Involvement of TGF-β in mediating the protective effect of cholera toxin B (CTB) on sensitization. Mice were injected with anti-tumor growth factor-β (TGF-β) antibodies (11B1; 20 μg) or mouse IgG (isotype control) at day −1 till day 5. At day 0, mice were injected with ovalbumin (OVA)-pulsed or phosphate-buffered saline (PBS)-pulsed dendritic cells , treated or not with CTB, and challenged as described in Figure 1 legend. (a) BAL cell differential counts were determined by flowcytometry. (b) Mediastinal lymph node cells were cultured with OVA (10 mg/ml) for 4 days. Cytokine production was determined by ELISA (enzyme-linked immunosorbent assay). Data are mean±s.e.m, n=4 to 6 mice in each group. *P<0.05, **P<0.01, ***P<0.001. Data from one representative experiment out of three are shown.
CTB stimulation of DCs suppresses allergy through induction of IgA-secreting B cells
The only consistent finding in mice receiving OVA+CTB-pulsed DCs was a threefold increase in B cells in the BAL fluid, compared with mice receiving OVA-pulsed DCs (Figure 1d). This finding, together with the crucial early dependence of the protective effect of CTB on TGF-β, made us hypothesize that CTB suppressed allergy development mainly through effects on mucosal humoral immunity. TGF-β is an important switch factor for B cells to produce IgA molecules21 and CTB is used as a gastro-mucosal adjuvant to induce the production of IgA antibodies.12, 19 To examine the possible involvement of IgA, we set out to investigate whether CTB treatment of DCs could induce local IgA production in lung mucosal tissues (Figure 3a).

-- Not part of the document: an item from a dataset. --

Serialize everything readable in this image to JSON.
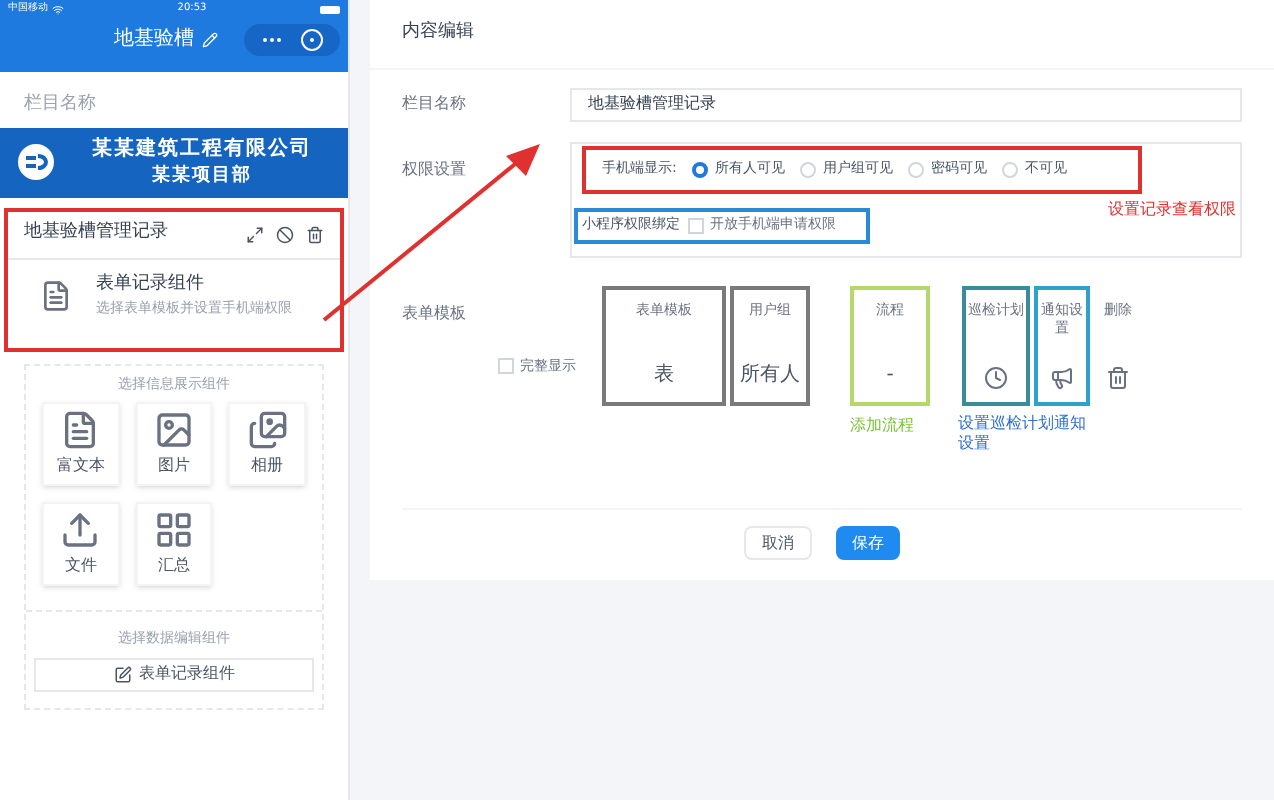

When OVA-pulsed DCs were exposed to CTB before transfer to the lungs, there was a rise in the BAL levels of total IgA and OVA-specific IgA (Figure 3a), as well as an increase in total IgA production by ex-vivo Lipopolysaccharide-stimulated CD19+ lung B cells (Figure 3b), compared with mice receiving untreated OVA-pulsed or PBS-pulsed DCs.

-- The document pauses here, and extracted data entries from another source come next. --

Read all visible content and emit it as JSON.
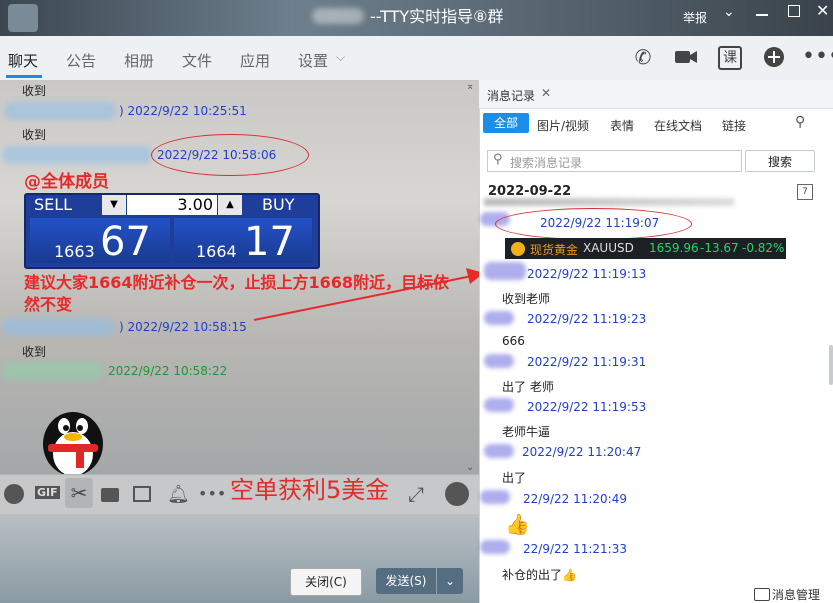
{
  "window": {
    "title": "--TTY实时指导⑧群",
    "report": "举报"
  },
  "tabs": [
    {
      "label": "聊天",
      "active": true
    },
    {
      "label": "公告"
    },
    {
      "label": "相册"
    },
    {
      "label": "文件"
    },
    {
      "label": "应用"
    },
    {
      "label": "设置"
    }
  ],
  "top_icons": [
    "phone-icon",
    "video-icon",
    "lesson-icon",
    "add-icon",
    "more-icon"
  ],
  "top_lesson_label": "课",
  "chat": {
    "messages": [
      {
        "text": "收到"
      },
      {
        "time": "2022/9/22 10:25:51",
        "prefix": ")"
      },
      {
        "text": "收到"
      },
      {
        "time": "2022/9/22 10:58:06"
      },
      {
        "mention": "@全体成员"
      },
      {
        "time": "2022/9/22 10:58:15",
        "prefix": ")"
      },
      {
        "text": "收到"
      },
      {
        "time": "2022/9/22 10:58:22"
      }
    ],
    "trade": {
      "sell_label": "SELL",
      "buy_label": "BUY",
      "qty": "3.00",
      "sell_small": "1663",
      "sell_big": "67",
      "buy_small": "1664",
      "buy_big": "17"
    },
    "annotation": "建议大家1664附近补仓一次，止损上方1668附近，目标依然不变",
    "overlay_caption": "空单获利5美金"
  },
  "input_toolbar": [
    "emoji-icon",
    "gif-icon",
    "scissors-icon",
    "folder-icon",
    "image-icon",
    "bell-icon",
    "more-icon"
  ],
  "gif_label": "GIF",
  "buttons": {
    "close": "关闭(C)",
    "send": "发送(S)"
  },
  "history": {
    "tab_label": "消息记录",
    "filters": [
      "全部",
      "图片/视频",
      "表情",
      "在线文档",
      "链接"
    ],
    "search_placeholder": "搜索消息记录",
    "search_button": "搜索",
    "date": "2022-09-22",
    "entries": [
      {
        "time": "2022/9/22 11:19:07"
      },
      {
        "time": "2022/9/22 11:19:13",
        "text": "收到老师"
      },
      {
        "time": "2022/9/22 11:19:23",
        "text": "666"
      },
      {
        "time": "2022/9/22 11:19:31",
        "text": "出了  老师"
      },
      {
        "time": "2022/9/22 11:19:53",
        "text": "老师牛逼"
      },
      {
        "time": "2022/9/22 11:20:47",
        "text": "出了"
      },
      {
        "time": "22/9/22 11:20:49",
        "text": "👍"
      },
      {
        "time": "22/9/22 11:21:33",
        "text": "补仓的出了👍"
      }
    ],
    "ticker": {
      "name": "现货黄金",
      "symbol": "XAUUSD",
      "price": "1659.96",
      "change": "-13.67",
      "pct": "-0.82%"
    },
    "footer": "消息管理"
  },
  "colors": {
    "accent": "#1a8ee8",
    "annotation": "#e62a2a",
    "time_blue": "#1f3fd0",
    "time_green": "#1a9a35"
  }
}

Contribution of IgA and B cells to the protective effect of cholera toxin B (CTB). (a) Mice were treated as described in the legend of Figure 1. Total IgA and ovalbumin (OVA)-specific IgA in BAL fluid were determined by enzyme-linked immunosorbent assay (ELISA). (b) CD19+ lung B cells were sorted. B cells were stimulated by LPS (10 mg/ml) for 7 days. Total IgA was determined by ELISA. (c) Bone marrow-derived dendritic cells (DCs) were cultured and pulsed as described in the legend of Figure 1. One million DCs were co-cultured with 1 × 106 CD19+ spleen B cells, anti-IgM Fab-fragments (10 μg/ml), and in some conditions SB431542 (5 μM) or a DMSO (dimethyl sulfoxide) control was added. After 7 days, supernatants were harvested and total IgA was measured by ELISA. (d) Mediastinal lymph node (MLN) B cells were isolated by CD19-microbeads and injected intravenously (5 × 106) in previously OVA-sensitized mice at day 10. After two days, the mice were challenged and BAL cell differential counts were determined by flowcytometry. (e) Cells were treated as described in c. After 7 days, the B cells were harvested and injected intravenously (5 × 106) as described in d. Mice were treated as described in d. BAL cell numbers were determined by flowcytometry. (f) MLN from the experiment described under e were taken and cells were stimulated by OVA (10 mg/ml). After 4 days, supernatants were taken and cytokines determined by ELISA. Data are mean±s.e.m, n=4 to 6 mice in each group. *P<0.05, **P<0.01, ***P<0.001. Data from one representative experiment out of two or three are shown.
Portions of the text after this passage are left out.